Con mi manera simple de resolver problemas no siempre me ha ido bien. Ahora mismo, sin ir más lejos, me encuentro internada en una cárcel de máxima seguridad. Reconozco sin embargo que antes viví momentos sublimes: cuando compré el matarratas, por ejemplo, o cuando él comenzó con las convulsiones, tan vistosas.


PATO SABIO
Gabriel Caracciolo
Argentina (1972)

El pato levantó vuelo siendo pato, pero al cabo de tres aleteos dejó de ser pato porque tomó conciencia de sí mismo, de su lugar en el universo, de la naturaleza del tiempo, su finitud y del ritmo cósmico al compás del que se mueve todo lo que se tiene que mover. Pero también despertó al conocimiento de la profunda inutilidad de su sabiduría, al darse cuenta que el cazador que lo tenía en la mira lo iba a llenar de perdigones. Cerró los ojos y se entregó al olvido.


EL CUADRO
Silvia Schujer
Argentina (1956)

Márilin llega a la puerta del fondo y toca el timbre. Un hombre la invita a pasar. La casa está en penumbras. El aire sombrío profundiza el descuido. El paso de los años se desliza desde el techo hasta las maderas del piso. Crujen. Márilin atraviesa la sala. Cuelga el abrigo y la cartera en el perchero. La temperatura es ideal. Se desabrocha la blusa. Se saca los zapatos. Abre el cierre de su pantalón y se lo saca. Lo apoya sobre el sillón. Se quita las medias de nailon. El corpiño, la bombacha, el pañuelo que lleva en el cuello. Rodea su cabeza con los brazos. Los estira. Mientras se suelta el pelo, va directo hacia la habitación. Entra. Busca la colchoneta. La ve sobre el catre. El catre sobre una tarima. La tarima bajo la ventana. Se sienta.
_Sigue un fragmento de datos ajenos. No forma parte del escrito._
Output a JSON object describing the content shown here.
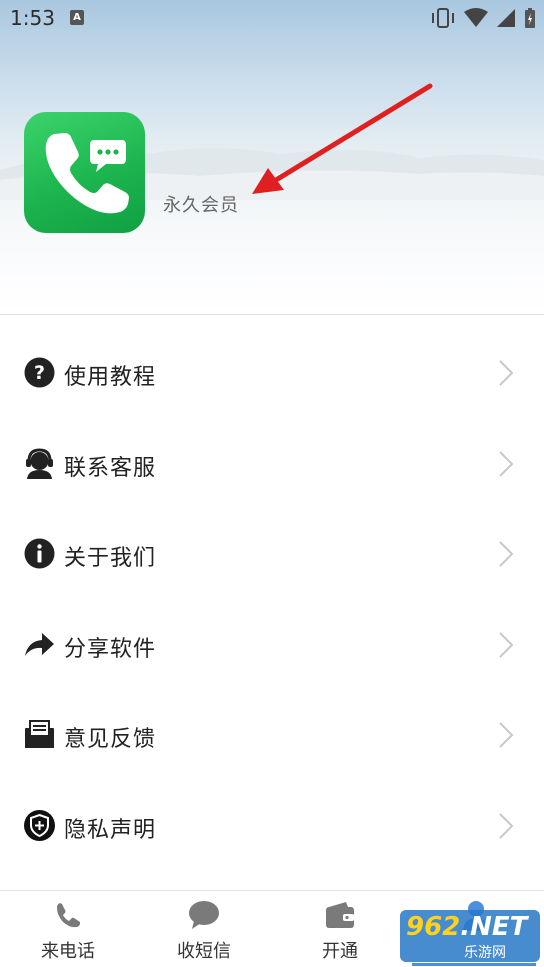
{
  "status_bar": {
    "time": "1:53",
    "notification_letter": "A"
  },
  "profile": {
    "member_label": "永久会员"
  },
  "menu": {
    "items": [
      {
        "label": "使用教程",
        "icon": "help-circle-icon"
      },
      {
        "label": "联系客服",
        "icon": "customer-service-icon"
      },
      {
        "label": "关于我们",
        "icon": "info-circle-icon"
      },
      {
        "label": "分享软件",
        "icon": "share-arrow-icon"
      },
      {
        "label": "意见反馈",
        "icon": "feedback-mail-icon"
      },
      {
        "label": "隐私声明",
        "icon": "privacy-shield-icon"
      }
    ]
  },
  "bottom_nav": {
    "tabs": [
      {
        "label": "来电话",
        "icon": "phone-icon"
      },
      {
        "label": "收短信",
        "icon": "message-bubble-icon"
      },
      {
        "label": "开通",
        "icon": "wallet-icon"
      },
      {
        "label": "",
        "icon": "user-icon"
      }
    ],
    "active_index": 3
  },
  "watermark": {
    "num": "962",
    "suffix": ".NET",
    "sub": "乐游网"
  },
  "colors": {
    "app_icon_green": "#1db54f",
    "annotation_arrow": "#e02020",
    "active_tab_blue": "#4a8fe0"
  }
}
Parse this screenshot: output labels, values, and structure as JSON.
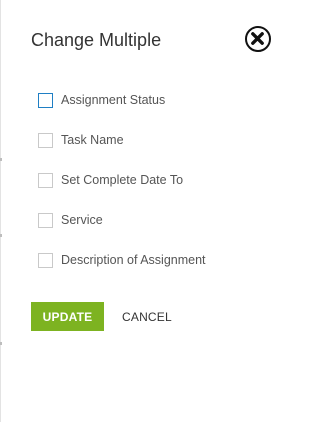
{
  "dialog": {
    "title": "Change Multiple",
    "close_icon": "close-circle-icon"
  },
  "options": [
    {
      "label": "Assignment Status",
      "checked": false,
      "focused": true
    },
    {
      "label": "Task Name",
      "checked": false,
      "focused": false
    },
    {
      "label": "Set Complete Date To",
      "checked": false,
      "focused": false
    },
    {
      "label": "Service",
      "checked": false,
      "focused": false
    },
    {
      "label": "Description of Assignment",
      "checked": false,
      "focused": false
    }
  ],
  "actions": {
    "update_label": "UPDATE",
    "cancel_label": "CANCEL"
  },
  "colors": {
    "accent": "#7db321",
    "focus_border": "#1f7fc4",
    "title_text": "#333333",
    "label_text": "#555555"
  }
}
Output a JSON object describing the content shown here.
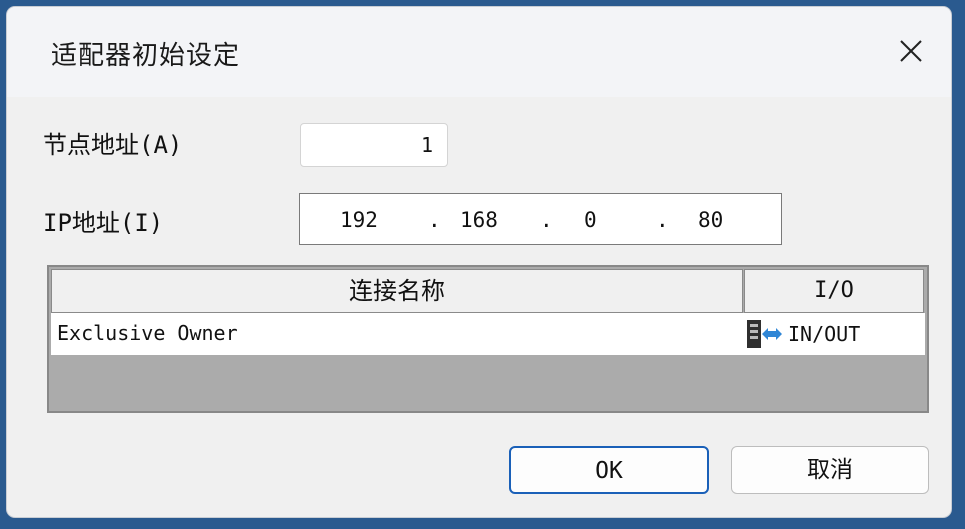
{
  "dialog": {
    "title": "适配器初始设定",
    "close_icon": "close-icon"
  },
  "form": {
    "node_address_label": "节点地址(A)",
    "node_address_value": "1",
    "ip_address_label": "IP地址(I)",
    "ip_octets": [
      "192",
      "168",
      "0",
      "80"
    ],
    "ip_separator": "."
  },
  "table": {
    "columns": [
      "连接名称",
      "I/O"
    ],
    "rows": [
      {
        "name": "Exclusive Owner",
        "io": "IN/OUT",
        "io_icon": "in-out-icon"
      }
    ]
  },
  "buttons": {
    "ok_label": "OK",
    "cancel_label": "取消"
  },
  "colors": {
    "accent": "#1a60b8",
    "window_frame": "#2a5a8f",
    "grid_empty": "#ababab"
  }
}
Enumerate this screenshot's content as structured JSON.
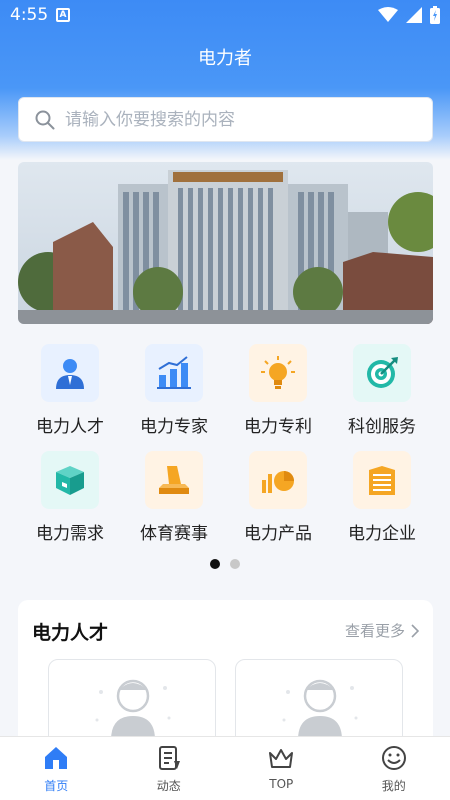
{
  "status": {
    "time": "4:55"
  },
  "app": {
    "title": "电力者"
  },
  "search": {
    "placeholder": "请输入你要搜索的内容"
  },
  "banner": {
    "alt": ""
  },
  "grid": {
    "items": [
      {
        "label": "电力人才",
        "icon": "person-icon",
        "bg": "#e8f1ff"
      },
      {
        "label": "电力专家",
        "icon": "bar-chart-icon",
        "bg": "#e8f1ff"
      },
      {
        "label": "电力专利",
        "icon": "lightbulb-icon",
        "bg": "#fff3e4"
      },
      {
        "label": "科创服务",
        "icon": "target-icon",
        "bg": "#e4f8f6"
      },
      {
        "label": "电力需求",
        "icon": "box-icon",
        "bg": "#e4f8f6"
      },
      {
        "label": "体育赛事",
        "icon": "sports-icon",
        "bg": "#fff3e4"
      },
      {
        "label": "电力产品",
        "icon": "pie-chart-icon",
        "bg": "#fff3e4"
      },
      {
        "label": "电力企业",
        "icon": "building-icon",
        "bg": "#fff3e4"
      }
    ]
  },
  "pager": {
    "count": 2,
    "active": 0
  },
  "section": {
    "title": "电力人才",
    "more": "查看更多"
  },
  "tabs": [
    {
      "label": "首页",
      "icon": "home-icon",
      "active": true
    },
    {
      "label": "动态",
      "icon": "document-icon",
      "active": false
    },
    {
      "label": "TOP",
      "icon": "crown-icon",
      "active": false
    },
    {
      "label": "我的",
      "icon": "smile-icon",
      "active": false
    }
  ],
  "colors": {
    "accent": "#2f7df6",
    "header": "#4a97f7"
  }
}
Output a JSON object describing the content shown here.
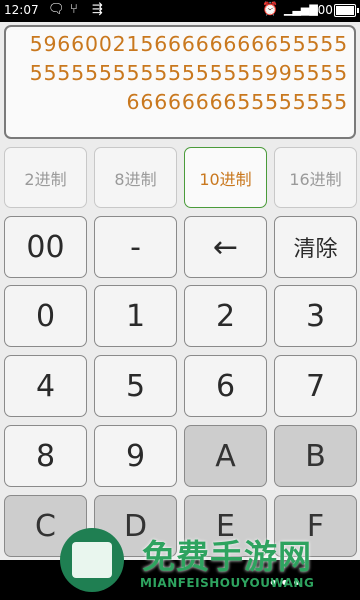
{
  "status_bar": {
    "time": "12:07",
    "icons": [
      "message-icon",
      "usb-connect-icon",
      "usb-icon",
      "alarm-icon",
      "signal-icon"
    ],
    "battery_text": "100"
  },
  "display": {
    "value": "59660021566666666655555555555555555555559955556666666655555555"
  },
  "base_tabs": [
    {
      "label": "2进制",
      "active": false
    },
    {
      "label": "8进制",
      "active": false
    },
    {
      "label": "10进制",
      "active": true
    },
    {
      "label": "16进制",
      "active": false
    }
  ],
  "keys": {
    "row1": [
      "00",
      "-",
      "←",
      "清除"
    ],
    "row2": [
      "0",
      "1",
      "2",
      "3"
    ],
    "row3": [
      "4",
      "5",
      "6",
      "7"
    ],
    "row4": [
      "8",
      "9",
      "A",
      "B"
    ],
    "row5": [
      "C",
      "D",
      "E",
      "F"
    ]
  },
  "watermark": {
    "title": "免费手游网",
    "subtitle": "MIANFEISHOUYOUWANG"
  },
  "nav_bar": {
    "dots": "•••"
  }
}
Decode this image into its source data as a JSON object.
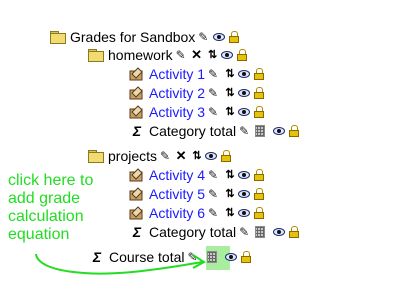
{
  "tree": {
    "root": {
      "label": "Grades for Sandbox"
    },
    "homework": {
      "label": "homework",
      "activities": [
        {
          "label": "Activity 1"
        },
        {
          "label": "Activity 2"
        },
        {
          "label": "Activity 3"
        }
      ],
      "total": {
        "label": "Category total"
      }
    },
    "projects": {
      "label": "projects",
      "activities": [
        {
          "label": "Activity 4"
        },
        {
          "label": "Activity 5"
        },
        {
          "label": "Activity 6"
        }
      ],
      "total": {
        "label": "Category total"
      }
    },
    "course_total": {
      "label": "Course total"
    }
  },
  "annotation": {
    "lines": [
      "click here to",
      "add grade",
      "calculation",
      "equation"
    ],
    "color": "#22dd22"
  },
  "icons": [
    "folder-icon",
    "activity-icon",
    "sigma-icon",
    "edit-icon",
    "delete-icon",
    "move-icon",
    "show-eye-icon",
    "lock-icon",
    "calculator-icon"
  ],
  "colors": {
    "link": "#1a1aff",
    "highlight": "#a9ee9f",
    "arrow": "#22dd22"
  }
}
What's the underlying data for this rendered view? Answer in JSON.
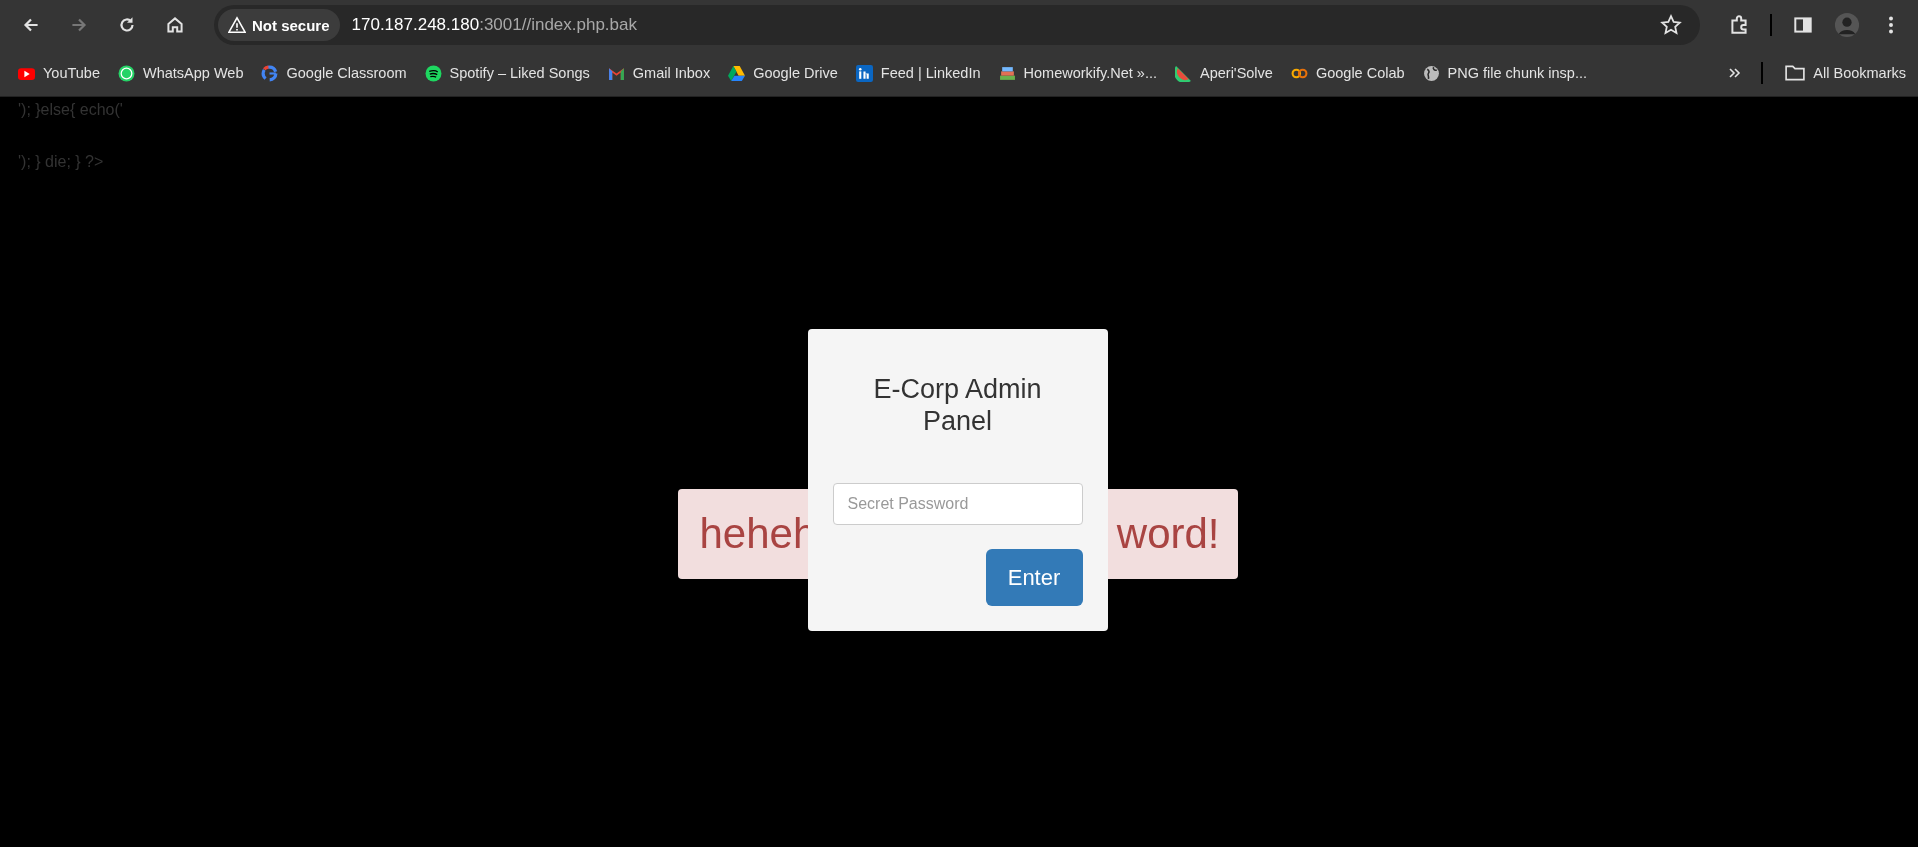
{
  "toolbar": {
    "security": "Not secure",
    "url_host": "170.187.248.180",
    "url_rest": ":3001//index.php.bak"
  },
  "bookmarks": [
    {
      "kind": "youtube",
      "label": "YouTube"
    },
    {
      "kind": "whatsapp",
      "label": "WhatsApp Web"
    },
    {
      "kind": "google",
      "label": "Google Classroom"
    },
    {
      "kind": "spotify",
      "label": "Spotify – Liked Songs"
    },
    {
      "kind": "gmail",
      "label": "Gmail Inbox"
    },
    {
      "kind": "drive",
      "label": "Google Drive"
    },
    {
      "kind": "linkedin",
      "label": "Feed | LinkedIn"
    },
    {
      "kind": "books",
      "label": "Homeworkify.Net »..."
    },
    {
      "kind": "melon",
      "label": "Aperi'Solve"
    },
    {
      "kind": "colab",
      "label": "Google Colab"
    },
    {
      "kind": "globe",
      "label": "PNG file chunk insp..."
    }
  ],
  "all_bookmarks": "All Bookmarks",
  "page": {
    "code_lines": [
      "'); }else{ echo('",
      "'); } die; } ?>"
    ],
    "alert": {
      "left": "heheh",
      "right": "word!"
    },
    "panel": {
      "title": "E-Corp Admin Panel",
      "password_placeholder": "Secret Password",
      "button": "Enter"
    }
  }
}
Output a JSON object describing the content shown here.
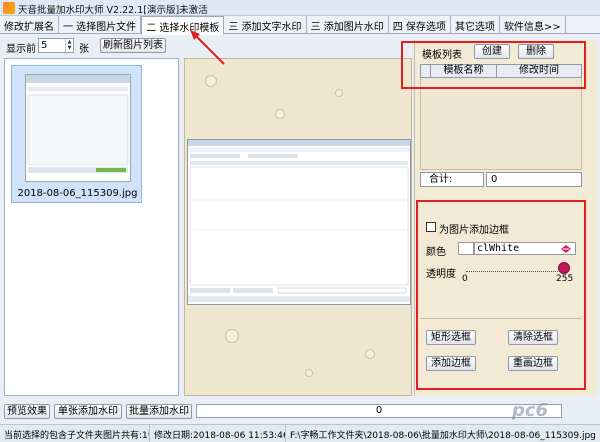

El hombre que le abrió la puerta le entrega una taza de té y regresa hacia su puesto de trabajo. Descorre la tela que tapa el caballete. Mezcla colores sobre una paleta. Piensa. Moja pinceles. Después de seis horas, pinta el final. Mira a Márilin. Le sonríe. La llama a su lado. Márilin se levanta. Camina. Se para frente al caballete a ver el cuadro por primera vez. Lo ve. Se ve: está de espaldas junto a un hombre. Ambos mirando el caballete que sostiene una pintura recién concluida. La pintura es la de un hombre de espaldas mezclando colores en una paleta. Frente al hombre, un caballete. El caballete sostiene una pintura sin terminar. La pintura inconclusa es la de una mujer desnuda tomando una taza de té. En el fondo del cuadro hay una ventana. Más abajo, una tarima. Sobre la tarima, un catre. Sobre el catre, una colchoneta. Vacía.